Figure 11 shows the relationship between overload and time for two types of reentry trajectories. During the peak overload stage, a small amount of overload exceeds the maximum overload required in this article in a short period of time. The time to exceed the constraint overload is very short. If there is a demand, the maximum overload can be reduced in real time by changing the attitude or increasing the active braking force during the overload rise phase. The overall simulation results are within an acceptable range.

5. Conclusion

In the past, there have been almost no restrictions on the use of airspace during the reentry process of space activities. This article groundbreaking unveils the research and analysis of the reentry process under airspace restrictions. Based on the idea of original natural algorithms, it improves the participation method of new constraint requirements and calculates the various parameters of reentry under airspace restrictions for the first time. Research has shown that, in response to constraint requirements, the spiral-type reentry trajectory significantly reduces the range of horizontal airspace usage compared to the general reentry activity, namely, the S-type reentry trajectory. Moreover, after optimization calculation by the improved original natural algorithm, all basic flight parameters are within the acceptable range of constraints.

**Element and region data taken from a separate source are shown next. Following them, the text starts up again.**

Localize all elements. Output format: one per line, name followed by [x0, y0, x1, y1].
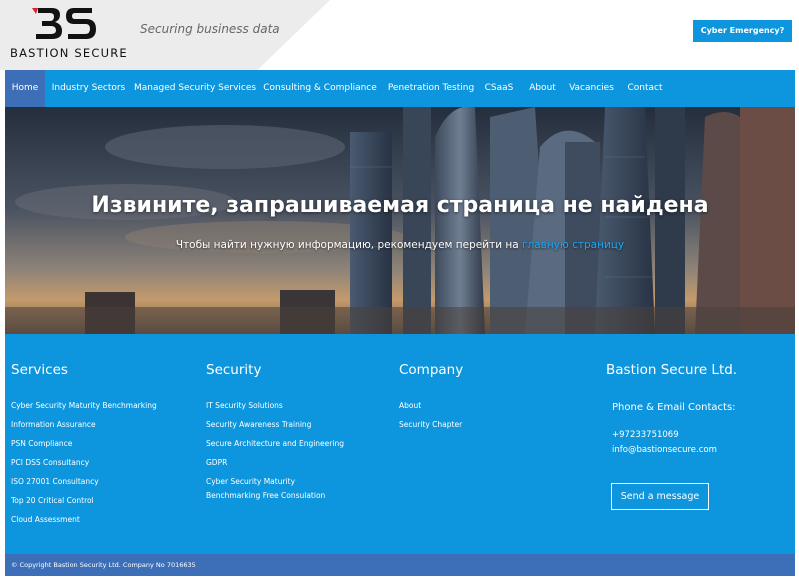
footer-link[interactable]: Security Awareness Training — [206, 419, 344, 438]
tagline: Securing business data — [140, 22, 280, 36]
footer-link[interactable]: ISO 27001 Consultancy — [11, 476, 157, 495]
nav-item-managed-security-services[interactable]: Managed Security Services — [134, 70, 256, 107]
site-logo[interactable]: BASTION SECURE — [10, 4, 127, 62]
footer-link[interactable]: IT Security Solutions — [206, 400, 344, 419]
footer-link[interactable]: Benchmarking Free Consulation — [206, 490, 344, 509]
footer-link[interactable]: PSN Compliance — [11, 438, 157, 457]
hero-banner: Извините, запрашиваемая страница не найд… — [5, 107, 795, 334]
services-title: Services — [11, 362, 68, 378]
nav-item-vacancies[interactable]: Vacancies — [567, 70, 616, 107]
contact-title: Bastion Secure Ltd. — [606, 362, 738, 378]
contact-email[interactable]: info@bastionsecure.com — [612, 445, 717, 455]
security-title: Security — [206, 362, 262, 378]
company-links: About Security Chapter — [399, 400, 462, 438]
site-header: BASTION SECURE Securing business data Cy… — [0, 0, 799, 70]
error-subtitle: Чтобы найти нужную информацию, рекоменду… — [5, 239, 795, 251]
footer-link[interactable]: Cyber Security Maturity — [206, 476, 344, 490]
security-links: IT Security Solutions Security Awareness… — [206, 400, 344, 509]
footer-link[interactable]: Secure Architecture and Engineering — [206, 438, 344, 457]
nav-item-consulting-compliance[interactable]: Consulting & Compliance — [263, 70, 377, 107]
nav-item-penetration-testing[interactable]: Penetration Testing — [385, 70, 477, 107]
logo-text: BASTION SECURE — [10, 46, 128, 60]
main-nav: Home Industry Sectors Managed Security S… — [5, 70, 795, 107]
footer-link[interactable]: Security Chapter — [399, 419, 462, 438]
footer-link[interactable]: Information Assurance — [11, 419, 157, 438]
nav-item-csaas[interactable]: CSaaS — [483, 70, 515, 107]
footer-link[interactable]: About — [399, 400, 462, 419]
home-page-link[interactable]: главную страницу — [522, 239, 624, 251]
subtitle-text: Чтобы найти нужную информацию, рекоменду… — [175, 239, 522, 251]
footer-link[interactable]: Top 20 Critical Control — [11, 495, 157, 514]
footer-link[interactable]: Cyber Security Maturity Benchmarking — [11, 400, 157, 419]
footer-link[interactable]: PCI DSS Consultancy — [11, 457, 157, 476]
bs-logo-icon — [32, 8, 96, 39]
send-message-button[interactable]: Send a message — [611, 483, 709, 510]
cyber-emergency-button[interactable]: Cyber Emergency? — [693, 20, 792, 42]
contact-heading: Phone & Email Contacts: — [612, 402, 736, 413]
company-title: Company — [399, 362, 464, 378]
footer-link[interactable]: Cloud Assessment — [11, 514, 157, 533]
nav-item-industry-sectors[interactable]: Industry Sectors — [50, 70, 127, 107]
city-skyline-image — [5, 107, 795, 334]
nav-item-home[interactable]: Home — [5, 70, 45, 107]
site-footer: Services Cyber Security Maturity Benchma… — [5, 334, 795, 554]
nav-item-about[interactable]: About — [524, 70, 561, 107]
services-links: Cyber Security Maturity Benchmarking Inf… — [11, 400, 157, 533]
footer-link[interactable]: GDPR — [206, 457, 344, 476]
error-title: Извините, запрашиваемая страница не найд… — [91, 193, 709, 218]
copyright-bar: © Copyright Bastion Security Ltd. Compan… — [5, 554, 795, 576]
copyright-text: © Copyright Bastion Security Ltd. Compan… — [11, 561, 196, 569]
nav-item-contact[interactable]: Contact — [624, 70, 666, 107]
contact-phone[interactable]: +97233751069 — [612, 430, 679, 440]
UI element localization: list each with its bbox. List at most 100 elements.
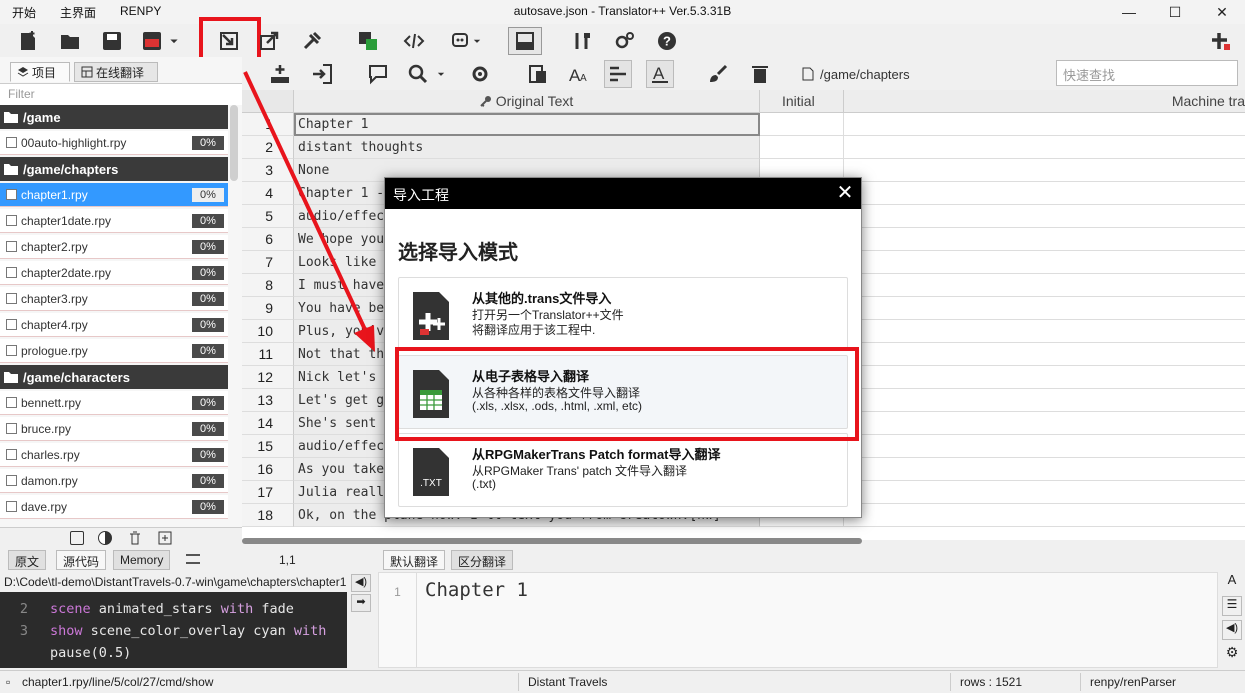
row-number[interactable]: 1 [242, 113, 294, 136]
option-import-trans[interactable]: 从其他的.trans文件导入 打开另一个Translator++文件 将翻译应用… [398, 277, 848, 351]
tab-original[interactable]: 原文 [8, 550, 47, 570]
row-number[interactable]: 12 [242, 366, 294, 389]
row-number[interactable]: 18 [242, 504, 294, 527]
file-checkbox[interactable] [6, 475, 17, 486]
grid-horizontal-scrollbar[interactable] [242, 538, 862, 544]
row-number[interactable]: 15 [242, 435, 294, 458]
file-checkbox[interactable] [6, 215, 17, 226]
tree-folder[interactable]: /game [0, 105, 228, 129]
initial-cell[interactable] [760, 113, 844, 136]
machine-translation-cell[interactable] [844, 458, 1245, 481]
row-number[interactable]: 16 [242, 458, 294, 481]
machine-translation-cell[interactable] [844, 205, 1245, 228]
save-as-button[interactable] [138, 27, 166, 55]
new-project-button[interactable] [14, 27, 42, 55]
comment-button[interactable] [364, 60, 392, 88]
speaker-icon[interactable]: ◀) [1222, 620, 1242, 640]
menu-start[interactable]: 开始 [12, 4, 36, 21]
file-checkbox[interactable] [6, 423, 17, 434]
machine-translation-cell[interactable] [844, 182, 1245, 205]
machine-translation-cell[interactable] [844, 251, 1245, 274]
machine-translation-cell[interactable] [844, 435, 1245, 458]
file-checkbox[interactable] [6, 345, 17, 356]
row-number[interactable]: 13 [242, 389, 294, 412]
tree-file[interactable]: bennett.rpy 0% [0, 391, 228, 415]
search-dropdown[interactable] [434, 60, 448, 88]
paste-button[interactable] [524, 60, 552, 88]
batch-dropdown[interactable] [470, 27, 484, 55]
layout-toggle-button[interactable] [508, 27, 542, 55]
add-plugin-button[interactable] [1207, 27, 1235, 55]
tree-file[interactable]: 00auto-highlight.rpy 0% [0, 131, 228, 155]
goto-button[interactable] [308, 60, 336, 88]
brush-button[interactable] [704, 60, 732, 88]
file-checkbox[interactable] [6, 267, 17, 278]
row-number[interactable]: 7 [242, 251, 294, 274]
header-initial[interactable]: Initial [760, 90, 844, 113]
tree-file[interactable]: bruce.rpy 0% [0, 417, 228, 441]
tree-file[interactable]: dave.rpy 0% [0, 495, 228, 519]
clear-button[interactable] [746, 60, 774, 88]
code-button[interactable] [400, 27, 428, 55]
tab-online-translate[interactable]: 在线翻译 [74, 62, 158, 82]
file-checkbox[interactable] [6, 137, 17, 148]
tree-file[interactable]: chapter2.rpy 0% [0, 235, 228, 259]
select-none-icon[interactable] [70, 531, 84, 545]
machine-translation-cell[interactable] [844, 389, 1245, 412]
tree-file[interactable]: chapter1date.rpy 0% [0, 209, 228, 233]
tree-scrollbar[interactable] [230, 105, 238, 181]
machine-translation-cell[interactable] [844, 136, 1245, 159]
machine-translation-cell[interactable] [844, 274, 1245, 297]
trash-icon[interactable] [128, 531, 142, 545]
add-row-button[interactable] [266, 60, 294, 88]
settings-button[interactable] [611, 27, 639, 55]
machine-translation-cell[interactable] [844, 159, 1245, 182]
maximize-button[interactable]: ☐ [1152, 0, 1198, 24]
inject-button[interactable] [298, 27, 326, 55]
editor-text[interactable]: Chapter 1 [425, 579, 528, 601]
machine-translation-cell[interactable] [844, 113, 1245, 136]
tree-file[interactable]: chapter1.rpy 0% [0, 183, 228, 207]
tab-default-translation[interactable]: 默认翻译 [383, 550, 446, 570]
file-checkbox[interactable] [6, 293, 17, 304]
tools-button[interactable] [568, 27, 596, 55]
wrap-button[interactable] [604, 60, 632, 88]
font-style-button[interactable]: A [646, 60, 674, 88]
speaker-icon[interactable]: ◀) [351, 574, 371, 592]
header-machine-translation[interactable]: Machine tra [844, 90, 1245, 113]
tab-memory[interactable]: Memory [113, 550, 171, 570]
machine-translation-cell[interactable] [844, 481, 1245, 504]
menu-main[interactable]: 主界面 [60, 4, 96, 21]
font-icon[interactable]: A [1222, 572, 1242, 592]
row-number[interactable]: 10 [242, 320, 294, 343]
file-checkbox[interactable] [6, 449, 17, 460]
file-checkbox[interactable] [6, 241, 17, 252]
file-checkbox[interactable] [6, 397, 17, 408]
tab-split-translation[interactable]: 区分翻译 [451, 550, 514, 570]
export-button[interactable] [255, 27, 283, 55]
save-button[interactable] [98, 27, 126, 55]
file-checkbox[interactable] [6, 501, 17, 512]
menu-renpy[interactable]: RENPY [120, 4, 161, 18]
row-number[interactable]: 14 [242, 412, 294, 435]
row-number[interactable]: 6 [242, 228, 294, 251]
option-import-rpgmaker[interactable]: .TXT 从RPGMakerTrans Patch format导入翻译 从RP… [398, 433, 848, 507]
list-icon[interactable] [186, 554, 200, 564]
machine-translation-cell[interactable] [844, 412, 1245, 435]
wrap-icon[interactable]: ☰ [1222, 596, 1242, 616]
tree-file[interactable]: prologue.rpy 0% [0, 339, 228, 363]
row-number[interactable]: 11 [242, 343, 294, 366]
file-checkbox[interactable] [6, 189, 17, 200]
tree-folder[interactable]: /game/characters [0, 365, 228, 389]
font-button[interactable]: AA [564, 60, 592, 88]
tab-project[interactable]: 项目 [10, 62, 70, 82]
machine-translation-cell[interactable] [844, 343, 1245, 366]
invert-selection-icon[interactable] [98, 531, 112, 545]
machine-translation-cell[interactable] [844, 320, 1245, 343]
row-number[interactable]: 2 [242, 136, 294, 159]
machine-translation-cell[interactable] [844, 228, 1245, 251]
options-button[interactable] [466, 60, 494, 88]
row-number[interactable]: 9 [242, 297, 294, 320]
machine-translation-cell[interactable] [844, 504, 1245, 527]
tree-file[interactable]: chapter4.rpy 0% [0, 313, 228, 337]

From the simulation results in this article, it can be seen that the state parameters of both spiral reentry trajectories meet the rationality conditions. The heating rate and overload of the spiral reentry trajectory are greater than those of the S-type reentry trajectory. According to the optimization algorithm in this article, reasonable new requirements for the thermal protection system are proposed based on the target object’s situation, while avoiding the flight ban zone and minimizing the horizontal flight airspace. On the other hand, the airspace used can also be calculated based on the limits of the thermal protection system. In practical applications, reverse double helix trajectories can also be attempted to reduce the erosion difference between the inner and outer sides, which requires further research.

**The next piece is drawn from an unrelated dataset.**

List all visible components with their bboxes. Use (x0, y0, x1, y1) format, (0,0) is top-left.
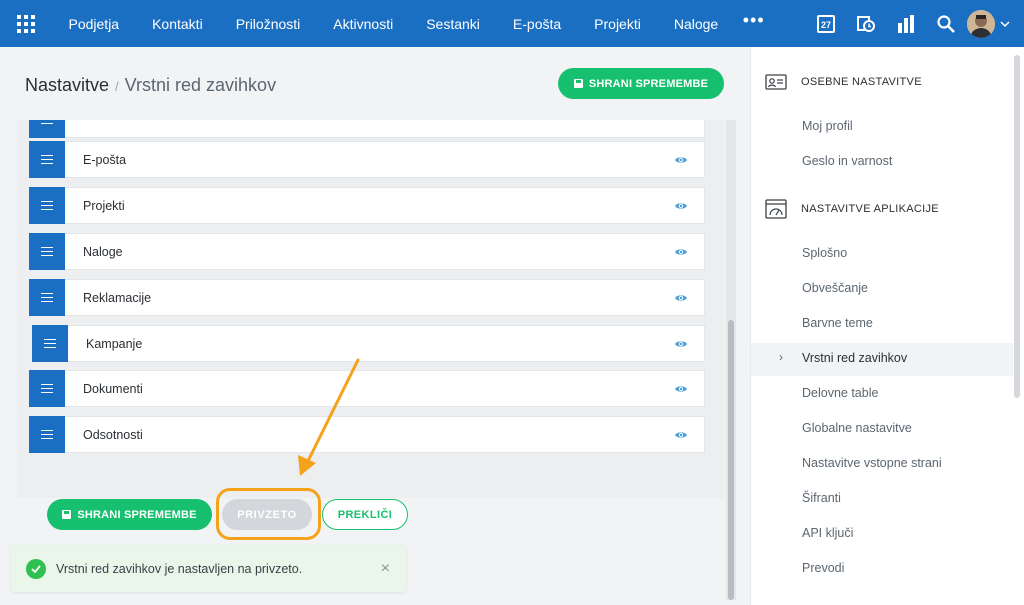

The future trajectory optimization calculation will improve with the development of basic technologies such as sensor real-time sensing ability and embedded computer computing ability, and there will be a more refined target demand for trajectory optimization goals. And different types of trajectory analysis will also be applied to reentry and entry in different situations. Flight exclusion zones may include solid terrain flight exclusion zones, administrative flight exclusion zones, and atmospheric motion flight exclusion zones. Specific situations need to be distinguished for different planets, and more targeted research is needed in the future.

Data Availability

The data used to support the findings of this study are available from the corresponding author upon request.

Conflicts of Interest

The authors declare that they have no conflicts of interest.

Acknowledgments

This research was funded by the cooperative project with China Aerospace Science and Technology Corporation (No. FdJX-YY-22-282).